For information on the recipient William Frederick Cleveland, see his obituary, BMJ, 3 December 1898. 4pp, 12mo. Bifolium. In good condition, lightly aged, with thin strip of paper from mount adhering to reverse of second leaf. Folded twice. The letter begins: 'My dear Cleveland, | I am much obliged for referring me to the case I speak of. I have had a somewhat similar one myself at the lung dispensary. My patient was a man who had symptoms of angina pectoris but the only manifestation of this to a bystander was a very rapid respiration & then a cessation, much as you mention.' He describes the 'only difference' between the two cases, before stating: 'It was of the paroxysm my man died & not for love or money could I obtain leave from the friends for an inspection.
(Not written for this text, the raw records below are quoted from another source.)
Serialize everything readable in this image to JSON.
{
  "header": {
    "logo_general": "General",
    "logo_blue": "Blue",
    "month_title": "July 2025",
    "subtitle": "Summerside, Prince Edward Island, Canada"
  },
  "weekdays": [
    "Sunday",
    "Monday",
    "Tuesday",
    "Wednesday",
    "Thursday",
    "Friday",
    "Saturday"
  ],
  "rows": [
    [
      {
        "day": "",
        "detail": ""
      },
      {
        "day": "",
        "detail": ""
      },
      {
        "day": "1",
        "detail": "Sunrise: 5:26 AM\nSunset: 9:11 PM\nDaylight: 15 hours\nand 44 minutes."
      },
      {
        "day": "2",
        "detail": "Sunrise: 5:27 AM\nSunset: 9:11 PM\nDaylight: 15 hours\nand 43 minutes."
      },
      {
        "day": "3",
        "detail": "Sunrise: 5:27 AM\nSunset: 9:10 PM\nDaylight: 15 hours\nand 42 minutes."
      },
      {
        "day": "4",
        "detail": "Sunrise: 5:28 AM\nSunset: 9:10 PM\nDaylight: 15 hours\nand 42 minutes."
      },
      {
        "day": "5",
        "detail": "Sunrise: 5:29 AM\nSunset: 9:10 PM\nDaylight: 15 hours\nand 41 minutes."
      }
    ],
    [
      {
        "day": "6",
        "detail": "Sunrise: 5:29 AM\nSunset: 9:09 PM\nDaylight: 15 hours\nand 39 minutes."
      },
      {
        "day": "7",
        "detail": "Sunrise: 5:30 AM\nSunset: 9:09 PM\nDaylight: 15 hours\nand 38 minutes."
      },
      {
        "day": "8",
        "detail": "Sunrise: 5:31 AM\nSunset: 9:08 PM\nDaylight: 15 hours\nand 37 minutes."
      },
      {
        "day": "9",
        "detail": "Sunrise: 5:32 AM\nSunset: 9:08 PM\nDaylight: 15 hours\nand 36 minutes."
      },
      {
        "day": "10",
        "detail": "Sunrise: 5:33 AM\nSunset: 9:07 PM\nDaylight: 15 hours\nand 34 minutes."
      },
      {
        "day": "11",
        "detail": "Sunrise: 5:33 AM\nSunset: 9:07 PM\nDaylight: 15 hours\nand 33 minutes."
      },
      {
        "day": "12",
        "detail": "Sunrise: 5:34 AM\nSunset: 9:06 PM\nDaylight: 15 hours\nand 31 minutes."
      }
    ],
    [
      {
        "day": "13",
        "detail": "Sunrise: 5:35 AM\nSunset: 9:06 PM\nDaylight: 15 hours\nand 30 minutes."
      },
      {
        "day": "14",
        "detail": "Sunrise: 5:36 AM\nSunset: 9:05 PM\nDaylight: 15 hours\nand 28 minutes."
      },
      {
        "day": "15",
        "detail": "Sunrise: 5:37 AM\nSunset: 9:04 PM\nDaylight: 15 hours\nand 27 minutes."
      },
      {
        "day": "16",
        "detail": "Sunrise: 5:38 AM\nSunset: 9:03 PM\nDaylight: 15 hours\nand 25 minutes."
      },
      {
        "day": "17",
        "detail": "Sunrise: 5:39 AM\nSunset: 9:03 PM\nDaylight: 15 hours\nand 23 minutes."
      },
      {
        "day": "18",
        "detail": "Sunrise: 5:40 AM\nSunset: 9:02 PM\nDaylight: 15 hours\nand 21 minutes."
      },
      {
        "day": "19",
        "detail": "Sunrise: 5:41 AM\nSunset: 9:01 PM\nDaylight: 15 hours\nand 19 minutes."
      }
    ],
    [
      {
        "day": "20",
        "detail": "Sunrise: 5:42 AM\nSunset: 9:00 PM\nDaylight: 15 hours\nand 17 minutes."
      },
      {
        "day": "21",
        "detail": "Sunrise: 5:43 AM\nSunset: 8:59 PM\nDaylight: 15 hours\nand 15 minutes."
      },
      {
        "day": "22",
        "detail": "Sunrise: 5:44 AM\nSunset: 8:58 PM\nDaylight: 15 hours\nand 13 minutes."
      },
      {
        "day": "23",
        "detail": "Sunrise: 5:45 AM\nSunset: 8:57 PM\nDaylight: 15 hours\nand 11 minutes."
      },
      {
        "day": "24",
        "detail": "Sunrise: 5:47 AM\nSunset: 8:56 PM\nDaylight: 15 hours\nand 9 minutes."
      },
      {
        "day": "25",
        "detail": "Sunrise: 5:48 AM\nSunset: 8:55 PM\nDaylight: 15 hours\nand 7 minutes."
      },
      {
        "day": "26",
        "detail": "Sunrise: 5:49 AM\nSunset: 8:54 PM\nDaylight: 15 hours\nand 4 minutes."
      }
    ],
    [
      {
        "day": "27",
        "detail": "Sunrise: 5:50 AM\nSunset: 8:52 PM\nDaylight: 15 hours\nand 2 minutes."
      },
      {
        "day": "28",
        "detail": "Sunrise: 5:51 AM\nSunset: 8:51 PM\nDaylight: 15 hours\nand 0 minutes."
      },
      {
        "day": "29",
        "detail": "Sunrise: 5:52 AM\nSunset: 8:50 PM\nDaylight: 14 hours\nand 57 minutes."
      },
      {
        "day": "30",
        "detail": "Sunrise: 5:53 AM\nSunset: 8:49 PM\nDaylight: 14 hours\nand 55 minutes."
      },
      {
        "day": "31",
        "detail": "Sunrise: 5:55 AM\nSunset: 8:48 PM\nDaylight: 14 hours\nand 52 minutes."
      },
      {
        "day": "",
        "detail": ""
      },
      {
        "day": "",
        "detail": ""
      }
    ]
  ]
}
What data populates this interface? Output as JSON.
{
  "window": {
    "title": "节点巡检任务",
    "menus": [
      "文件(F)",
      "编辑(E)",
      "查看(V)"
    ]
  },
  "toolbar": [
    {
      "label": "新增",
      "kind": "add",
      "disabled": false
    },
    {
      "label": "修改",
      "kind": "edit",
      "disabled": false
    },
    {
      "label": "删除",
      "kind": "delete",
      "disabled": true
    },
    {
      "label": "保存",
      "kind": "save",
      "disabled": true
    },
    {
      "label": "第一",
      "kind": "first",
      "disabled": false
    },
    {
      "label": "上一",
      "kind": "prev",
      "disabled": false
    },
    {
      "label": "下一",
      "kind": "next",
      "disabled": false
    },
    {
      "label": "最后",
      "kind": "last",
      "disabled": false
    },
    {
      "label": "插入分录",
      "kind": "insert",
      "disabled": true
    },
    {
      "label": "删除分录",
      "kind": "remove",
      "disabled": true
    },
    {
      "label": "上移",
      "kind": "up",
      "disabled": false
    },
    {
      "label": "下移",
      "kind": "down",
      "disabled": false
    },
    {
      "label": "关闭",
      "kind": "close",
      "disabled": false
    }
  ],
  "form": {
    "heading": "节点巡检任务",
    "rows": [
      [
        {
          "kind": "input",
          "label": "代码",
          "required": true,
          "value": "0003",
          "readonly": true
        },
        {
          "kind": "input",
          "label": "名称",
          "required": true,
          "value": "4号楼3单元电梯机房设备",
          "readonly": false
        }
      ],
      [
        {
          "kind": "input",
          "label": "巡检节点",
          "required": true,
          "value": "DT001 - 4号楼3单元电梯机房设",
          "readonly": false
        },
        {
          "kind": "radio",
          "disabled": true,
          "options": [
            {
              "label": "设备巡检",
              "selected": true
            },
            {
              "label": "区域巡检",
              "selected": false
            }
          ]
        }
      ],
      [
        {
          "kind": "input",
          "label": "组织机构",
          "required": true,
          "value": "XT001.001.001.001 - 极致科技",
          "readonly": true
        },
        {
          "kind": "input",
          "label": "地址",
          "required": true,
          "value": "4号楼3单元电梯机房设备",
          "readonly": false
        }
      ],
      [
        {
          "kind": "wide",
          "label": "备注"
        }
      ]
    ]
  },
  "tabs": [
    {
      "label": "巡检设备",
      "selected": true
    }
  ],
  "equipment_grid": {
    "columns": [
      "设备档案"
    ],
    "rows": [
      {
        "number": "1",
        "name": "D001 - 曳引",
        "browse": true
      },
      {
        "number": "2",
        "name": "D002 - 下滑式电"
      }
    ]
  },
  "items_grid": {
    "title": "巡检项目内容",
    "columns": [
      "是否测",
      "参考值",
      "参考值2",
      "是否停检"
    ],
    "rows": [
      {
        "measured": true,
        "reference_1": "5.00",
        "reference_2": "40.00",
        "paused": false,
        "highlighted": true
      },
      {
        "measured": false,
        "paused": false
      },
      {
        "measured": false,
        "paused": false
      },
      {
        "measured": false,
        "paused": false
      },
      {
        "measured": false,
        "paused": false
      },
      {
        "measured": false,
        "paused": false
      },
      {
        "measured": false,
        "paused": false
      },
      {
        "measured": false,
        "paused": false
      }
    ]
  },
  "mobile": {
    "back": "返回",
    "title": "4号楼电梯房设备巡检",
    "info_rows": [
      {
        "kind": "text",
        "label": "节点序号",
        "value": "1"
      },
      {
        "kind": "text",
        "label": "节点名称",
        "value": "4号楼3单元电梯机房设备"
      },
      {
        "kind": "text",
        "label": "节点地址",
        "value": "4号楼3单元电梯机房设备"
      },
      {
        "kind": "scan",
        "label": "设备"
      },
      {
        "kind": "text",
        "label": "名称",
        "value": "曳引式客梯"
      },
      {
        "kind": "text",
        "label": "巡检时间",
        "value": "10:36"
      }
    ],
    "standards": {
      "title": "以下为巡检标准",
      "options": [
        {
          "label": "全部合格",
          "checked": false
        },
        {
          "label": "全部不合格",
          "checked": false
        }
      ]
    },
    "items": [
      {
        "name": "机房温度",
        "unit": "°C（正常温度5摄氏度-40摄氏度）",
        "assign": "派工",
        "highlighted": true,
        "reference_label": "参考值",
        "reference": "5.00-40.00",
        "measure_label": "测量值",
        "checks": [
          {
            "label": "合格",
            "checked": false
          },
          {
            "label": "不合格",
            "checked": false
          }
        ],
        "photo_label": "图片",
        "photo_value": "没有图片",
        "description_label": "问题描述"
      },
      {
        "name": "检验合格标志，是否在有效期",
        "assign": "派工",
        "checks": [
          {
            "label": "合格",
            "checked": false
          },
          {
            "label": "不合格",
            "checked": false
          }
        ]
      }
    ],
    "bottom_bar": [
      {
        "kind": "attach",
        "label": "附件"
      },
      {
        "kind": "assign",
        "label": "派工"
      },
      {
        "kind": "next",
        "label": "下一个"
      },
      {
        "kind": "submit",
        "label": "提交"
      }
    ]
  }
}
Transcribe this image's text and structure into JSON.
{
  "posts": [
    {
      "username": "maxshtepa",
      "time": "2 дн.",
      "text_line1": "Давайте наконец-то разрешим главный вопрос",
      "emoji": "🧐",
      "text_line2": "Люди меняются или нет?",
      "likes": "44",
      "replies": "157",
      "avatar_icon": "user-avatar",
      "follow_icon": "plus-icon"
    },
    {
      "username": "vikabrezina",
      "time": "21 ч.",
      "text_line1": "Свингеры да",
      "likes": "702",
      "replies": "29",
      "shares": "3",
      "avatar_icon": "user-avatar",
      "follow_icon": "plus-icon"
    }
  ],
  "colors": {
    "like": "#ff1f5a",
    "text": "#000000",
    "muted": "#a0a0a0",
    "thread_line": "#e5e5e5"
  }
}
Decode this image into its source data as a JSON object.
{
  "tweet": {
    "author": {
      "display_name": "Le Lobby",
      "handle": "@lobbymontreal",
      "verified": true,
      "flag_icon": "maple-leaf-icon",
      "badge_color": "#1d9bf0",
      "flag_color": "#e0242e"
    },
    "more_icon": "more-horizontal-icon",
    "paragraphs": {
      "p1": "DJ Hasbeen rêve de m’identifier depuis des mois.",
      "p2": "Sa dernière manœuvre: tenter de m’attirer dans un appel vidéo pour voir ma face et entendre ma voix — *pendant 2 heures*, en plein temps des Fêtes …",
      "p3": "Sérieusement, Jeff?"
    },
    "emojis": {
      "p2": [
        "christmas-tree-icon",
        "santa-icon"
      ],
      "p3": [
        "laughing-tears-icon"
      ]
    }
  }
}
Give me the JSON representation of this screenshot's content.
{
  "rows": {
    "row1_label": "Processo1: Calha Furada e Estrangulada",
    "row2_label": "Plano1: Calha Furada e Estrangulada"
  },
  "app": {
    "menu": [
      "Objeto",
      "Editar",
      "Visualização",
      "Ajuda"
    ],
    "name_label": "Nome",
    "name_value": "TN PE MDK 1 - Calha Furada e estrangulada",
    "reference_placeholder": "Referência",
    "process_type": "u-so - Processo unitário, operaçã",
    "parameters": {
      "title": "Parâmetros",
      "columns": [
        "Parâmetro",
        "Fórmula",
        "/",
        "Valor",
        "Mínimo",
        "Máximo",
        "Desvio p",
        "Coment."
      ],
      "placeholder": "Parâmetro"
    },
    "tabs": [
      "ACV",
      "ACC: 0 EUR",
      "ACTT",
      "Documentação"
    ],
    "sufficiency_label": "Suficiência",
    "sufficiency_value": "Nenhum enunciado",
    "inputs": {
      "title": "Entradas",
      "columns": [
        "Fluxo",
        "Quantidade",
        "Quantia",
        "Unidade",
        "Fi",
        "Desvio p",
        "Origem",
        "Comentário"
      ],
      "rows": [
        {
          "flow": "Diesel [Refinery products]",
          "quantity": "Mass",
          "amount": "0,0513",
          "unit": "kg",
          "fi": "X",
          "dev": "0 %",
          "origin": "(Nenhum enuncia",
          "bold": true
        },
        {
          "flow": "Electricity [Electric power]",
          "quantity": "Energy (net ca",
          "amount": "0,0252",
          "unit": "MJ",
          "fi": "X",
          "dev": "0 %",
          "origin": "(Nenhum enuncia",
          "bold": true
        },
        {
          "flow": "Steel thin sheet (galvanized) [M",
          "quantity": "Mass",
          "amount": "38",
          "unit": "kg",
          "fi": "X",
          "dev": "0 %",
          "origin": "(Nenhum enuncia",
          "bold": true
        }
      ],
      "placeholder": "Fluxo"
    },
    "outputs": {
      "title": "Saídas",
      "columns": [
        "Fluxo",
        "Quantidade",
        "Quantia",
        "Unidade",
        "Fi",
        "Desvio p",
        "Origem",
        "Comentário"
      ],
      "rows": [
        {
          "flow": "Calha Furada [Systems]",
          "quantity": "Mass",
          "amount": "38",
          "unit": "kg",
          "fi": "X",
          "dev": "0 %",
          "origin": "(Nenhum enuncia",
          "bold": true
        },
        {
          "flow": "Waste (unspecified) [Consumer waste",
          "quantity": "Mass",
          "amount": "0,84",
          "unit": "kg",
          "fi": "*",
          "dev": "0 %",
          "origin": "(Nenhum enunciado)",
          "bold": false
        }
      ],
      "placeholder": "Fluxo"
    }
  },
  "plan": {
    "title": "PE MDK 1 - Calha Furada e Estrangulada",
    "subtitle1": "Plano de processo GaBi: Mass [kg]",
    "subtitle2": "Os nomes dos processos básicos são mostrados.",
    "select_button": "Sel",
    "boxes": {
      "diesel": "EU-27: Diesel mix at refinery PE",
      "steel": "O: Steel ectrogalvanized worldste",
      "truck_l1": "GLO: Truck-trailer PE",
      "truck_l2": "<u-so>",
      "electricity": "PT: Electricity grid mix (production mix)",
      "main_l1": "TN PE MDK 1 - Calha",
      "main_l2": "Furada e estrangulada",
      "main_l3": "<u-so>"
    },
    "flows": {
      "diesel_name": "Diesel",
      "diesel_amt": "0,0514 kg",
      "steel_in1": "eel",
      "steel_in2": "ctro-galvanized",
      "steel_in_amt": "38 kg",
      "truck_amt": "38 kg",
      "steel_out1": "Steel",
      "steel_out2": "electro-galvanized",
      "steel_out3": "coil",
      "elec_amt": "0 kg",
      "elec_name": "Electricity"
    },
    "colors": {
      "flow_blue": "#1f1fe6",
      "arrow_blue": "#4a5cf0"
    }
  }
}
He refers to 'Dr Silsons case', observing: 'It was rather strange that the very day I sent my paper to the Journal, I received the card of the College of Physicians, announcing Dr Silsons course on the same subject. […] As Dr Silson will publish his lectures, I shall be backward in sending any more yet.' He refers to mutual acquaintance Metcalfe Johnson, now 'Secretary to the Scientific Institute': 'I am of opinion that he has never prospered in is profession & I am sorry for him, for I believe him to be a very good & straight forward fellow – though certainly odd'. He concludes by reporting on a treatment in which Cleveland was 'formerly interested', which 'we have tried […] in two cases at Guys, & in one I think with relief'. From the distinguished autograph collection of the psychiatrist Richard Alfred Hunter (1923-1981), whose collection of 7000 works relating to psychiatry is now in Cambridge University Library. Hunter and his mother Ida Macalpine had a particular interest in the illness of King George III, and their book 'George III and the Mad Business' (1969) suggested the diagnosis of porphyria popularised by Alan Bennett in his play 'The Madness of George III'.